Der Gebrauch/Missbrauch von Abführmittel und Entwässerungsmedikamenten hinterlässt schwere körperliche Schäden.

Der dauerhafte Gebrauch von Abführmitteln verbessert die Verdauung nicht. Das Gegenteil ist der Fall. Über den Darm werden vermehrt Kalium und Flüssigkeit verloren, was in Verbindung mit ballaststoffarmer Ernährung eine Verringerung der Darmbewegung bewirkt. Eine zunehmende Verstopfunge ist die Folge.

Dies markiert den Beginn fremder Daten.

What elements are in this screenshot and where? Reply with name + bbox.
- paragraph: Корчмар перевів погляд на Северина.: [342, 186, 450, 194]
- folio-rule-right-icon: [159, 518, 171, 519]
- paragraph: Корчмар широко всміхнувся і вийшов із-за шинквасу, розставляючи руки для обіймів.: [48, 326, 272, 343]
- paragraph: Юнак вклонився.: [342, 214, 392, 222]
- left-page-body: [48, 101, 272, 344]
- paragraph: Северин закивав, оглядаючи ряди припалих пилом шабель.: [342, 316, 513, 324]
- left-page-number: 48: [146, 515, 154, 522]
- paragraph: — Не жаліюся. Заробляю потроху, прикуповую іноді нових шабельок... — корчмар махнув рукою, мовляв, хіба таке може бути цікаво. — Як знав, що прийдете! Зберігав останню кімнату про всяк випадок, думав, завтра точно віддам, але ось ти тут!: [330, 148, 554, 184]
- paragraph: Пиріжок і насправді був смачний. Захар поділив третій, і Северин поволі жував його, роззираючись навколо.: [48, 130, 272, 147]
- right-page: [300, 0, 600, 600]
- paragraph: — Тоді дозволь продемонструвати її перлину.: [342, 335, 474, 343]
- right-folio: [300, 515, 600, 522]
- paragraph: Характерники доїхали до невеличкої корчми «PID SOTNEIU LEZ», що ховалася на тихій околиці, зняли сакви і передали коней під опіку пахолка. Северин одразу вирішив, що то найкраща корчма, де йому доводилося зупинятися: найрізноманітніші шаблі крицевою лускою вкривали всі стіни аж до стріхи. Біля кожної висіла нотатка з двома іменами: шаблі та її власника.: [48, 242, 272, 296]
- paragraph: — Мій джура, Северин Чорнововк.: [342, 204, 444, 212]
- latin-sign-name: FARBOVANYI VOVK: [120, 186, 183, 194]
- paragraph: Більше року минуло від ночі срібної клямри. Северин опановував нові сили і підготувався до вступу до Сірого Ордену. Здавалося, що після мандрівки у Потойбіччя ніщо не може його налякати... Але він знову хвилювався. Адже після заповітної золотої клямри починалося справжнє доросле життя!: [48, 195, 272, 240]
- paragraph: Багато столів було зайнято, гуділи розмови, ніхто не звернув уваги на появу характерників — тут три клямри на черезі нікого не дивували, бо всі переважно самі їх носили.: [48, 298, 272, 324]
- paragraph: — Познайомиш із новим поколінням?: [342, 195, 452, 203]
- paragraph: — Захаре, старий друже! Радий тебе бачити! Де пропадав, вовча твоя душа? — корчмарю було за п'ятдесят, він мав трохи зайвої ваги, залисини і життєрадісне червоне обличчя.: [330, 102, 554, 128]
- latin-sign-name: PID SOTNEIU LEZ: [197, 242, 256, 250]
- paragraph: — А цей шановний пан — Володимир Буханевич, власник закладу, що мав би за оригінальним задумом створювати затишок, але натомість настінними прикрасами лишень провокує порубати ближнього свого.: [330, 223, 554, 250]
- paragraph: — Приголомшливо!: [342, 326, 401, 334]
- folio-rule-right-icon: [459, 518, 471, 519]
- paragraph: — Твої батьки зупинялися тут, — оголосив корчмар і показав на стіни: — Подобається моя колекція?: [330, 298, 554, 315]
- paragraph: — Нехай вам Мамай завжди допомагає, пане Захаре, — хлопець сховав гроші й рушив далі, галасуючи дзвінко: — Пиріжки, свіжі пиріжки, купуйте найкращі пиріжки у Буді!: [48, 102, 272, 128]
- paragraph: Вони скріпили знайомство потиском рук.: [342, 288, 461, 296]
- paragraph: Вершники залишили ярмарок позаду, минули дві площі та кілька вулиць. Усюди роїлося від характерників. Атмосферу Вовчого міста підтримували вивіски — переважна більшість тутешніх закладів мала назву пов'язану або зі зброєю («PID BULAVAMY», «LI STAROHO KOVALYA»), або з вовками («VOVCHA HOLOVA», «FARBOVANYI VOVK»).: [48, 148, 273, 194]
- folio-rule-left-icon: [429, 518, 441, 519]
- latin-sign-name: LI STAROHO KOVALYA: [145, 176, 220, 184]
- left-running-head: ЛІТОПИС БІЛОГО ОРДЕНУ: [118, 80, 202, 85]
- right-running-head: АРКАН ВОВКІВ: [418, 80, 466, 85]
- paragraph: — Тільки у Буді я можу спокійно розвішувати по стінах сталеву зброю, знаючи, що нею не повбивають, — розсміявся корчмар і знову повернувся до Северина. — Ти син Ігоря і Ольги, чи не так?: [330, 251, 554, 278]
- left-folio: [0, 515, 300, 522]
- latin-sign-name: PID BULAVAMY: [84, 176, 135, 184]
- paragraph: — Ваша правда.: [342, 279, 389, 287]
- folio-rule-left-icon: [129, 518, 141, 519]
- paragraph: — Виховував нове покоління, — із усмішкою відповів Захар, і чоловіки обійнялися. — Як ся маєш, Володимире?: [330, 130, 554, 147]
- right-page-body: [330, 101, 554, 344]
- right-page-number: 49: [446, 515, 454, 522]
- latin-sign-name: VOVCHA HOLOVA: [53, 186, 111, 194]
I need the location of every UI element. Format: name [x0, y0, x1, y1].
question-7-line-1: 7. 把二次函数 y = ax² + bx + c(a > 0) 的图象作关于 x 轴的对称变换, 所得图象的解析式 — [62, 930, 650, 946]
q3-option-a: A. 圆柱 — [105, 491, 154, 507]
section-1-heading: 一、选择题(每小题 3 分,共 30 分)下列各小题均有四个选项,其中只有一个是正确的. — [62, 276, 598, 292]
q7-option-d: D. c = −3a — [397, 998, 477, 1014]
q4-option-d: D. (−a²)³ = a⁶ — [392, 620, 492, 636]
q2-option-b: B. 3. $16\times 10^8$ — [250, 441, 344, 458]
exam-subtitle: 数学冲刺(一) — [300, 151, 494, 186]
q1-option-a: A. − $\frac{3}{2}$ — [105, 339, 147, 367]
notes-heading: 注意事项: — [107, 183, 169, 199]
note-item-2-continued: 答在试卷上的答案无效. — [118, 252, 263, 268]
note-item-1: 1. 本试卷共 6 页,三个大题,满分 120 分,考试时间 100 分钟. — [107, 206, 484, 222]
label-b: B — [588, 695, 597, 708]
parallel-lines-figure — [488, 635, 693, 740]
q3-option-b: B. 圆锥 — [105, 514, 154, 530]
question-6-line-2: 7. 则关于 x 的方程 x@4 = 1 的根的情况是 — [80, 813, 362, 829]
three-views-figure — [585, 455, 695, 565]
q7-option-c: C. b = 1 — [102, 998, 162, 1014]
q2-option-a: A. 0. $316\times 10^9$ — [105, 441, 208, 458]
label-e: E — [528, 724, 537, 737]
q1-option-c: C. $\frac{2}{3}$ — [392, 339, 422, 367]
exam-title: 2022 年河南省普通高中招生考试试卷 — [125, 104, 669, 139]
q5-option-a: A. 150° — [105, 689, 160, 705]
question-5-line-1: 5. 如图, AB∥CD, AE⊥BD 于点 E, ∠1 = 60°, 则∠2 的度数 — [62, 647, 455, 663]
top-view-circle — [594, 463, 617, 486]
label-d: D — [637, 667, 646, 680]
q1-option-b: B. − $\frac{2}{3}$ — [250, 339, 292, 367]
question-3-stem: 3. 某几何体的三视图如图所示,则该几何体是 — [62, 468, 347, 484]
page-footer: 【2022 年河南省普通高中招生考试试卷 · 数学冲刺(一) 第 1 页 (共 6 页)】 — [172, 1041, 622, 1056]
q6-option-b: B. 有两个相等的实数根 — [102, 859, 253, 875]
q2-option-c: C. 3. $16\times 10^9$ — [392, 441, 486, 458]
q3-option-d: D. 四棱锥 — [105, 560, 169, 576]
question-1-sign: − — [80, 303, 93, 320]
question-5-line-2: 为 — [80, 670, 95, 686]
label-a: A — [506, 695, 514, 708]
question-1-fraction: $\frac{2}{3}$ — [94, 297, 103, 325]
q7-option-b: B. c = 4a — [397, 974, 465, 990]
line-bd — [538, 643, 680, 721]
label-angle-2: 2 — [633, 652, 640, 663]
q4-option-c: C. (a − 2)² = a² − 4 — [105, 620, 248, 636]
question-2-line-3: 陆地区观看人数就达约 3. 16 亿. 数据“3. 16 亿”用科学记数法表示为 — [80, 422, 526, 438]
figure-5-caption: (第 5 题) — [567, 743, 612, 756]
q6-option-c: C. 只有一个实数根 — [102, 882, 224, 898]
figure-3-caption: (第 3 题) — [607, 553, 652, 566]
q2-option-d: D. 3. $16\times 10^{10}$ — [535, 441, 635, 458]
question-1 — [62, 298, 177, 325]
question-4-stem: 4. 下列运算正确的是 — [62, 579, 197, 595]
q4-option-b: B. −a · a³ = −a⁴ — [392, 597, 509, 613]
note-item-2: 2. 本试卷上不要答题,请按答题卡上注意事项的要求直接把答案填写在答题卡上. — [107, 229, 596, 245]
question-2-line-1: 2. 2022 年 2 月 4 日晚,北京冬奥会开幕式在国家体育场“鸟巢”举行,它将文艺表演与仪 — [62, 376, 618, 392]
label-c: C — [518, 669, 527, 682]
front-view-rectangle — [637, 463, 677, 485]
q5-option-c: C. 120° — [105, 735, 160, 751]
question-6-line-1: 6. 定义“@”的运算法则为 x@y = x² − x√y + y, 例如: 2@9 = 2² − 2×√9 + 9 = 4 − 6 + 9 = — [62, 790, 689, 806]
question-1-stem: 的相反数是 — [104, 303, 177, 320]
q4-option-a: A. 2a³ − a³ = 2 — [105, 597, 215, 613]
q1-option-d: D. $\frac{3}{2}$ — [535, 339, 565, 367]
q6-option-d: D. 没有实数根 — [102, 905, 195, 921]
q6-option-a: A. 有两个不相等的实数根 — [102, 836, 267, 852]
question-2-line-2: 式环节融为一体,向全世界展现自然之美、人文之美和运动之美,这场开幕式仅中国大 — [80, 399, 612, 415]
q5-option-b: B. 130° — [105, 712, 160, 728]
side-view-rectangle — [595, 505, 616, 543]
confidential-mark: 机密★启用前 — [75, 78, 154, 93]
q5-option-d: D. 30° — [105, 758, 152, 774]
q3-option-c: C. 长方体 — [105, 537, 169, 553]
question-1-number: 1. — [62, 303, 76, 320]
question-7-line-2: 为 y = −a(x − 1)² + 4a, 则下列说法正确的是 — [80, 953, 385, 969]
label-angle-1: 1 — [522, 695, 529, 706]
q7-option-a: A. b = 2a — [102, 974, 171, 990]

Neben akut auftretenden Krämpfen und Übelkeit entsteht ein sehr gefährlicher Kaliummangel. Dieser schädigt den Körper nachhaltig. Kaliummangel entsteht langsam und vorerst ohne große Symptome. Daher wird er häufig erst spät erkannt. Auch die Zufuhr von ausreichend Kalium kann diese Schäden nicht ausgleichen.

Kaliummangel und sein Einfluss auf ...

die Nerven der Muskulatur:
Muskelschwäche, Müdigkeit und Schlappheit

den Blutkreislauf:
niedriger Blutdruck,Steigerung der Herzätigkeit , Herzrythmusstörungen

die Verdauung:
Verdauungsprobleme, Darmträgheit

die Harnwege:
Blasenlähmung, Neigung zu Entzündungen

den gesamten Körper:
Salzverlust, Hautentzündungen, Allergien, Leberstörungen, Lungenentzündung, Mundtrockenheit und Sehstörungen

 

Medikamente dieser Art haben immer einen negativen Einfluss auf den Körper. Vor allem wenn dieser ohnehin schon geschwächt ist.

Man nimmt durch Abführmittel und Entwässerungsmedikamente NICHT ab. Entwässerungsmittel haben überhaupt keinen Einfluß auf Kalorien und Körperfett.